Empiezo el año con el disgusto de la T-4 y el consabido alfilerazo a ZP que ya todos mis contertulios esperan, a sabiendas que muchos son partidarios de esta opción, que yo lo entiendo y, a veces, en general, hasta comparto, pero me pregunto: ¿es que no hay más hombres en esas filas? Yo creo que sí, y que no sea Pepiño Blanco, por favor.
Pues dicho esto debo confesar que ya no tengo tanta mania al Niño, me he acostumbrado a verle, tan aseadito y confuso, que me da un poco de ternura en salva sea la parte, bueno, en navidad que con la cosa del niño, me pongo un poco mayor.
He pasado unos días en Sigüenza y se me nota en las caderas. Allí se bebe mucho, por el frío y por los bares. Y también se tapea.
A mi vuelta he visto el correo lleno hasta los topes y mi subdirector me ha dejado una felicitación muy maja, un soneto de Tirso, donde se habla de su ardiente estoque cantidad. Yo le deseo que le dure hasta el 2017, creo que diez años de suerte y estocadas ardorosas, están bastante bien, es un deseo generoso.

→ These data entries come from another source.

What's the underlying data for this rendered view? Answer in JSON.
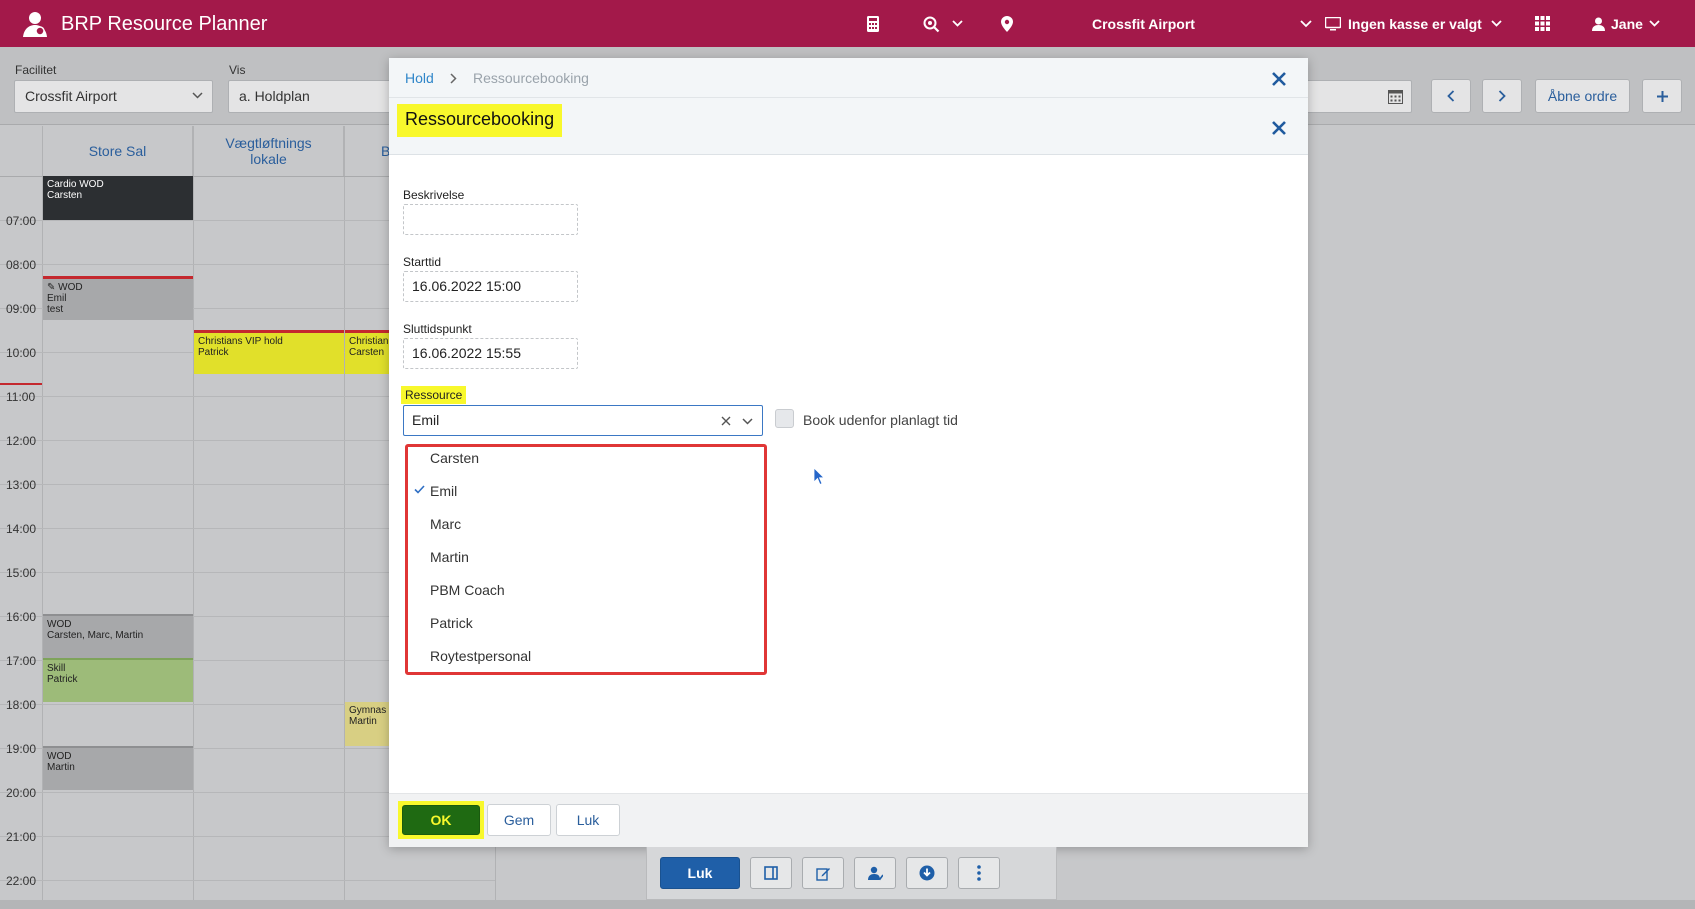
{
  "app": {
    "title": "BRP Resource Planner"
  },
  "topbar": {
    "facility": "Crossfit Airport",
    "register": "Ingen kasse er valgt",
    "user": "Jane"
  },
  "filters": {
    "facility_label": "Facilitet",
    "facility_value": "Crossfit Airport",
    "view_label": "Vis",
    "view_value": "a. Holdplan",
    "open_orders": "Åbne ordre"
  },
  "calendar": {
    "columns": [
      "Store Sal",
      "Vægtløftnings\nlokale",
      "B"
    ],
    "times": [
      "07:00",
      "08:00",
      "09:00",
      "10:00",
      "11:00",
      "12:00",
      "13:00",
      "14:00",
      "15:00",
      "16:00",
      "17:00",
      "18:00",
      "19:00",
      "20:00",
      "21:00",
      "22:00"
    ],
    "events": [
      {
        "title": "Cardio WOD",
        "sub": "Carsten"
      },
      {
        "title": "WOD",
        "sub": "Emil",
        "sub2": "test"
      },
      {
        "title": "Christians VIP hold",
        "sub": "Patrick"
      },
      {
        "title": "Christian",
        "sub": "Carsten"
      },
      {
        "title": "WOD",
        "sub": "Carsten, Marc, Martin"
      },
      {
        "title": "Skill",
        "sub": "Patrick"
      },
      {
        "title": "Gymnas",
        "sub": "Martin"
      },
      {
        "title": "WOD",
        "sub": "Martin"
      }
    ],
    "colors": {
      "dark": "#2c2f32",
      "gray": "#a7a8aa",
      "yellow": "#e1e02a",
      "green": "#9dbb79",
      "khaki": "#d8cf83"
    }
  },
  "modal": {
    "breadcrumb": {
      "parent": "Hold",
      "current": "Ressourcebooking"
    },
    "title": "Ressourcebooking",
    "fields": {
      "description_label": "Beskrivelse",
      "description_value": "",
      "start_label": "Starttid",
      "start_value": "16.06.2022 15:00",
      "end_label": "Sluttidspunkt",
      "end_value": "16.06.2022 15:55",
      "resource_label": "Ressource",
      "resource_value": "Emil"
    },
    "resource_options": [
      "Carsten",
      "Emil",
      "Marc",
      "Martin",
      "PBM Coach",
      "Patrick",
      "Roytestpersonal"
    ],
    "selected_option": "Emil",
    "checkbox_label": "Book udenfor planlagt tid",
    "buttons": {
      "ok": "OK",
      "save": "Gem",
      "close": "Luk"
    }
  },
  "bottom_toolbar": {
    "close": "Luk"
  }
}
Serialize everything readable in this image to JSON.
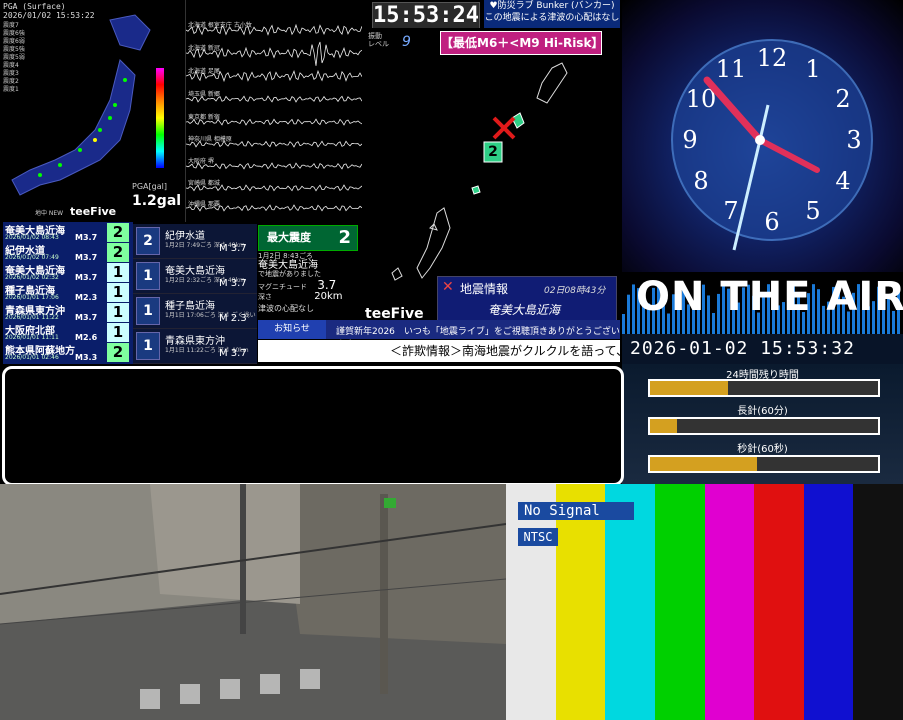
{
  "pga": {
    "title": "PGA (Surface)",
    "datetime": "2026/01/02 15:53:22",
    "legend_lines": [
      "震度7",
      "震度6強",
      "震度6弱",
      "震度5強",
      "震度5弱",
      "震度4",
      "震度3",
      "震度2",
      "震度1"
    ],
    "gal_label": "PGA[gal]",
    "gal_value": "1.2gal",
    "brand": "teeFive",
    "brand_prefix": "地中 NEW"
  },
  "waveforms": {
    "labels": [
      "北海道 根室支庁 古小牧",
      "北海道 新冠",
      "北海道 足尾",
      "埼玉県 新郷",
      "東京都 新宿",
      "神奈川県 相模原",
      "大阪府 堺",
      "宮崎県 都城",
      "沖縄県 那覇"
    ]
  },
  "clock_display": {
    "time": "15:53:24"
  },
  "ews_header": {
    "line1": "♥防災ラブ Bunker (バンカー)",
    "line2": "この地震による津波の心配はなし"
  },
  "seismic_map": {
    "level_label": "振動\nレベル",
    "level_value": "9",
    "risk_label": "【最低M6＋<M9 Hi-Risk】",
    "epicenter_intensity": "2",
    "brand": "teeFive"
  },
  "eq_info": {
    "title": "地震情報",
    "date": "02日08時43分",
    "place": "奄美大島近海"
  },
  "clock": {
    "numbers": [
      "12",
      "1",
      "2",
      "3",
      "4",
      "5",
      "6",
      "7",
      "8",
      "9",
      "10",
      "11"
    ],
    "onair_text": "ON THE AIR",
    "datetime": "2026-01-02 15:53:32",
    "bars": [
      {
        "label": "24時間残り時間",
        "fraction": 0.34
      },
      {
        "label": "長針(60分)",
        "fraction": 0.12
      },
      {
        "label": "秒針(60秒)",
        "fraction": 0.47
      }
    ]
  },
  "quake_list": [
    {
      "place": "奄美大島近海",
      "time": "2026/01/02 08:43",
      "mag": "M3.7",
      "intensity": "2",
      "color": "#7fff9f"
    },
    {
      "place": "紀伊水道",
      "time": "2026/01/02 07:49",
      "mag": "M3.7",
      "intensity": "2",
      "color": "#7fff9f"
    },
    {
      "place": "奄美大島近海",
      "time": "2026/01/02 02:32",
      "mag": "M3.7",
      "intensity": "1",
      "color": "#ccffff"
    },
    {
      "place": "種子島近海",
      "time": "2026/01/01 17:06",
      "mag": "M2.3",
      "intensity": "1",
      "color": "#ccffff"
    },
    {
      "place": "青森県東方沖",
      "time": "2026/01/01 11:22",
      "mag": "M3.7",
      "intensity": "1",
      "color": "#ccffff"
    },
    {
      "place": "大阪府北部",
      "time": "2026/01/01 11:11",
      "mag": "M2.6",
      "intensity": "1",
      "color": "#ccffff"
    },
    {
      "place": "熊本県阿蘇地方",
      "time": "2026/01/01 02:46",
      "mag": "M3.3",
      "intensity": "2",
      "color": "#7fff9f"
    }
  ],
  "detail_cards": [
    {
      "place": "紀伊水道",
      "sub": "1月2日 7:49ごろ 深さ 40km",
      "mag": "M 3.7",
      "intensity": "2"
    },
    {
      "place": "奄美大島近海",
      "sub": "1月2日 2:32ごろ 深さ 40km",
      "mag": "M 3.7",
      "intensity": "1"
    },
    {
      "place": "種子島近海",
      "sub": "1月1日 17:06ごろ 深さ ごく浅い",
      "mag": "M 2.3",
      "intensity": "1"
    },
    {
      "place": "青森県東方沖",
      "sub": "1月1日 11:22ごろ 深さ 40km",
      "mag": "M 3.7",
      "intensity": "1"
    }
  ],
  "max_intensity": {
    "label": "最大震度",
    "value": "2"
  },
  "summary": {
    "time": "1月2日 8:43ごろ",
    "place": "奄美大島近海",
    "note": "で地震がありました",
    "mag_label": "マグニチュード",
    "mag_value": "3.7",
    "depth_label": "深さ",
    "depth_value": "20km",
    "tsunami": "津波の心配なし"
  },
  "notice": {
    "label": "お知らせ",
    "message": "謹賀新年2026　いつも「地震ライブ」をご視聴頂きありがとうございます!"
  },
  "ticker": {
    "text": "＜詐欺情報＞南海地震がクルクルを語って、"
  },
  "test_pattern": {
    "no_signal": "No Signal",
    "ntsc": "NTSC",
    "colors": [
      "#e8e8e8",
      "#e8e000",
      "#00d8e0",
      "#00d000",
      "#e000d0",
      "#e01010",
      "#1010d0",
      "#111111"
    ]
  }
}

Pues que no sé qué me pasa, que ultimamente deseo el bien a todos y la paz del mundo, como las misses, y lo deseo de verdad, que ya llevo muchos años siendo un poco chinche. Ahora quizá ha llegado el momento de la redención de mis muchos pecados, os quiero, os deseo muchisima felicidad, este año seré una señora fajas muy buena.
Por lo menos mientras no venga el jefe con el ardiente estoque, claro.